Furthermore, we exposed a novel sample-level clustered federated finetuning algorithm specifically for brain tumor segmentation based on whole-brain radiomics. By performing a server-side clustering analysis of radiomics features extracted by each exam, we could finetune in a federated fashion one model per type of acquisition protocol, providing slightly improved segmentation performances. While very specific to brain tumor segmentation on MRIs, this motivated further study on clustered federated learning.
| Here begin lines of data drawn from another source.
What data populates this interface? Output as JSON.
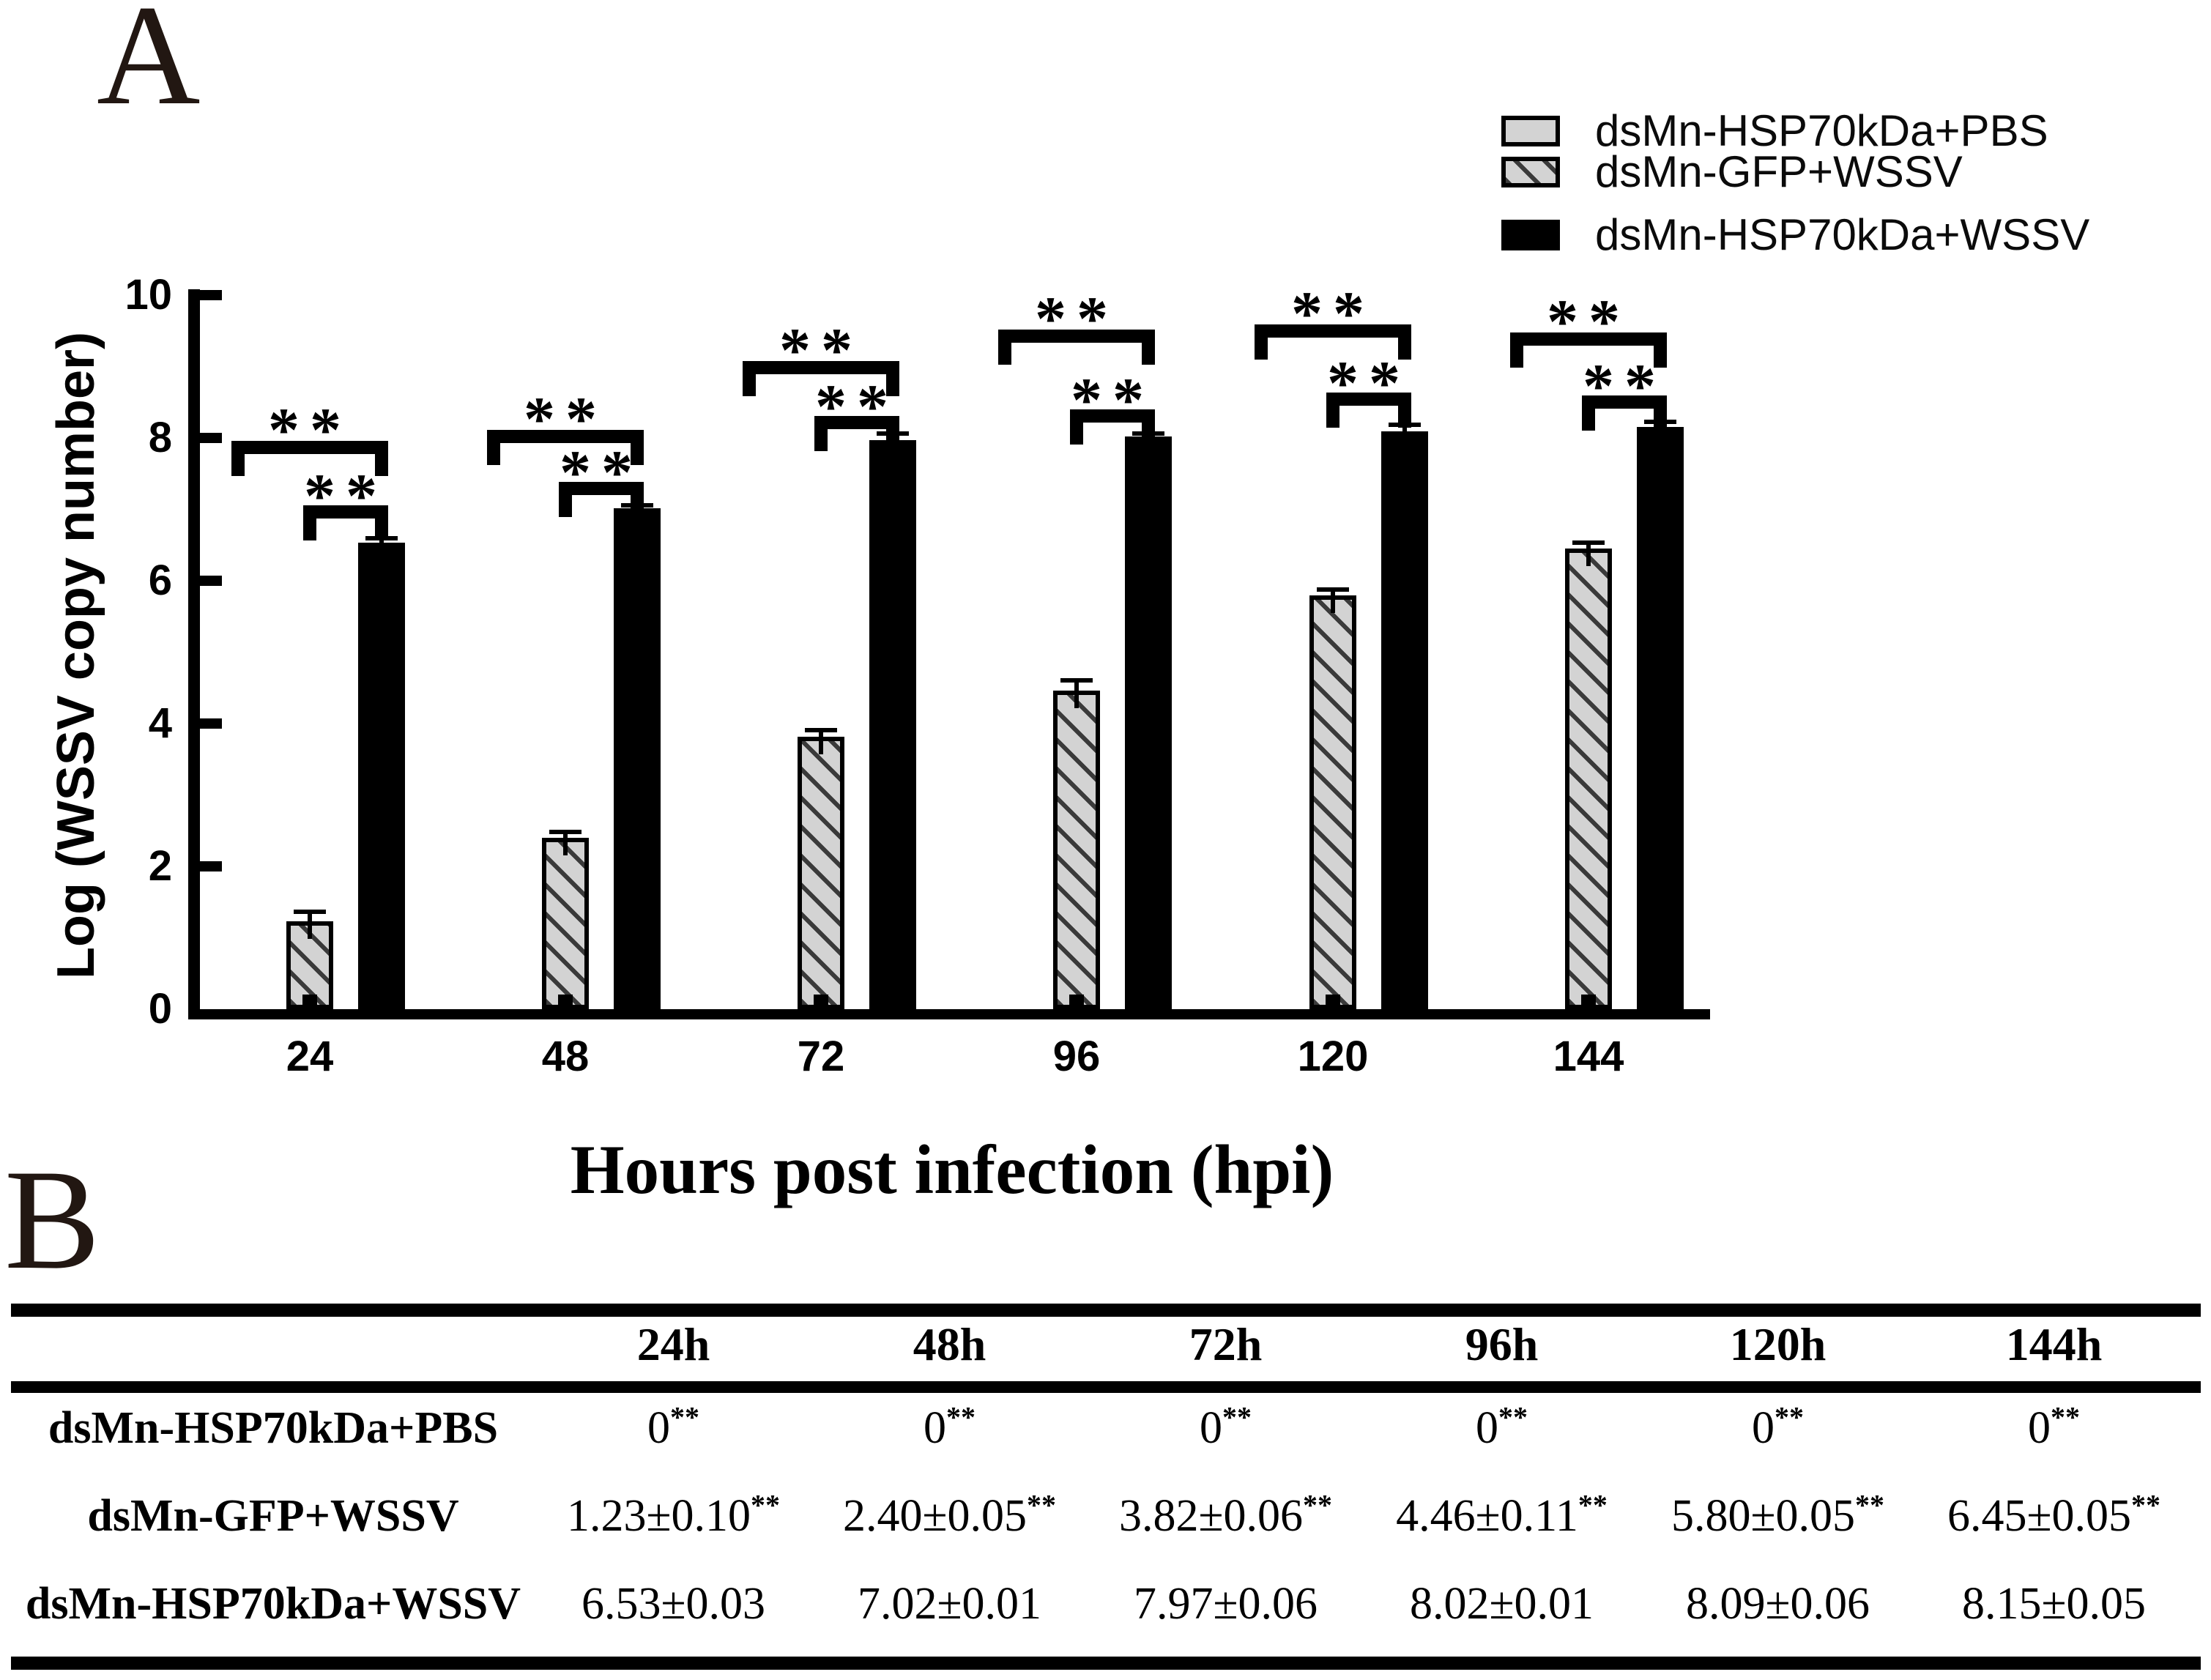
{
  "figure": {
    "panel_a_label": "A",
    "panel_b_label": "B"
  },
  "legend": {
    "items": [
      {
        "label": "dsMn-HSP70kDa+PBS",
        "swatch": "gray-solid"
      },
      {
        "label": "dsMn-GFP+WSSV",
        "swatch": "gray-hatched"
      },
      {
        "label": "dsMn-HSP70kDa+WSSV",
        "swatch": "black-solid"
      }
    ]
  },
  "chart_data": {
    "type": "bar",
    "title": "",
    "xlabel": "Hours post infection (hpi)",
    "ylabel": "Log (WSSV copy number)",
    "ylim": [
      0,
      10
    ],
    "yticks": [
      0,
      2,
      4,
      6,
      8,
      10
    ],
    "grid": false,
    "legend_position": "top-right",
    "categories": [
      "24",
      "48",
      "72",
      "96",
      "120",
      "144"
    ],
    "series": [
      {
        "name": "dsMn-HSP70kDa+PBS",
        "style": "gray-solid",
        "values": [
          0,
          0,
          0,
          0,
          0,
          0
        ],
        "errors": [
          0,
          0,
          0,
          0,
          0,
          0
        ]
      },
      {
        "name": "dsMn-GFP+WSSV",
        "style": "gray-hatched",
        "values": [
          1.23,
          2.4,
          3.82,
          4.46,
          5.8,
          6.45
        ],
        "errors": [
          0.1,
          0.05,
          0.06,
          0.11,
          0.05,
          0.05
        ]
      },
      {
        "name": "dsMn-HSP70kDa+WSSV",
        "style": "black-solid",
        "values": [
          6.53,
          7.02,
          7.97,
          8.02,
          8.09,
          8.15
        ],
        "errors": [
          0.03,
          0.01,
          0.06,
          0.01,
          0.06,
          0.05
        ]
      }
    ],
    "significance": {
      "marker": "**",
      "per_category": [
        {
          "category": "24",
          "outer": "**",
          "inner": "**"
        },
        {
          "category": "48",
          "outer": "**",
          "inner": "**"
        },
        {
          "category": "72",
          "outer": "**",
          "inner": "**"
        },
        {
          "category": "96",
          "outer": "**",
          "inner": "**"
        },
        {
          "category": "120",
          "outer": "**",
          "inner": "**"
        },
        {
          "category": "144",
          "outer": "**",
          "inner": "**"
        }
      ],
      "outer_comparison": "dsMn-HSP70kDa+PBS vs dsMn-HSP70kDa+WSSV",
      "inner_comparison": "dsMn-GFP+WSSV vs dsMn-HSP70kDa+WSSV"
    }
  },
  "table": {
    "columns": [
      "",
      "24h",
      "48h",
      "72h",
      "96h",
      "120h",
      "144h"
    ],
    "rows": [
      {
        "label": "dsMn-HSP70kDa+PBS",
        "cells": [
          {
            "text": "0",
            "sup": "**"
          },
          {
            "text": "0",
            "sup": "**"
          },
          {
            "text": "0",
            "sup": "**"
          },
          {
            "text": "0",
            "sup": "**"
          },
          {
            "text": "0",
            "sup": "**"
          },
          {
            "text": "0",
            "sup": "**"
          }
        ]
      },
      {
        "label": "dsMn-GFP+WSSV",
        "cells": [
          {
            "text": "1.23±0.10",
            "sup": "**"
          },
          {
            "text": "2.40±0.05",
            "sup": "**"
          },
          {
            "text": "3.82±0.06",
            "sup": "**"
          },
          {
            "text": "4.46±0.11",
            "sup": "**"
          },
          {
            "text": "5.80±0.05",
            "sup": "**"
          },
          {
            "text": "6.45±0.05",
            "sup": "**"
          }
        ]
      },
      {
        "label": "dsMn-HSP70kDa+WSSV",
        "cells": [
          {
            "text": "6.53±0.03",
            "sup": ""
          },
          {
            "text": "7.02±0.01",
            "sup": ""
          },
          {
            "text": "7.97±0.06",
            "sup": ""
          },
          {
            "text": "8.02±0.01",
            "sup": ""
          },
          {
            "text": "8.09±0.06",
            "sup": ""
          },
          {
            "text": "8.15±0.05",
            "sup": ""
          }
        ]
      }
    ],
    "colors": {
      "ink": "#000000",
      "hatch_fill": "#d3d3d3",
      "hatch_line": "#3a3a3a"
    }
  }
}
Finally, we defined a general framework of sample-level clustered cross-silo federated learning for covariate shift in image segmentation. We explored clustering methods in the gradient space of a model during training, showing surprisingly precise correspondence with a priori data origins. We stepped away from medical image analysis for this specific work and defined this general paradigm with toy datasets as well as state-of-the-art domain adaptation segmentation tasks in the deep learning community, Cityscapes and GTA5 datasets.

Jury :
LORENZI Marco, Charge de recherche HDR, Epione Centre Inria d'Université Côte d'Azur, Referee
SÜDHOLT Mario, Professeur de l'institut Mines-Telecom, Referee
BUHMANN Joachim, Professeur émérite, ETH Zürich, Examinator
LARTIZIEN Carole, DR CNRS, Co-director
DUFFNER Stefan, Professeur des Université, INSA Lyon LIRIS, Co-director.

Keywords : Machine learning, Federated learning, Segmentation, Neuroimage analysis.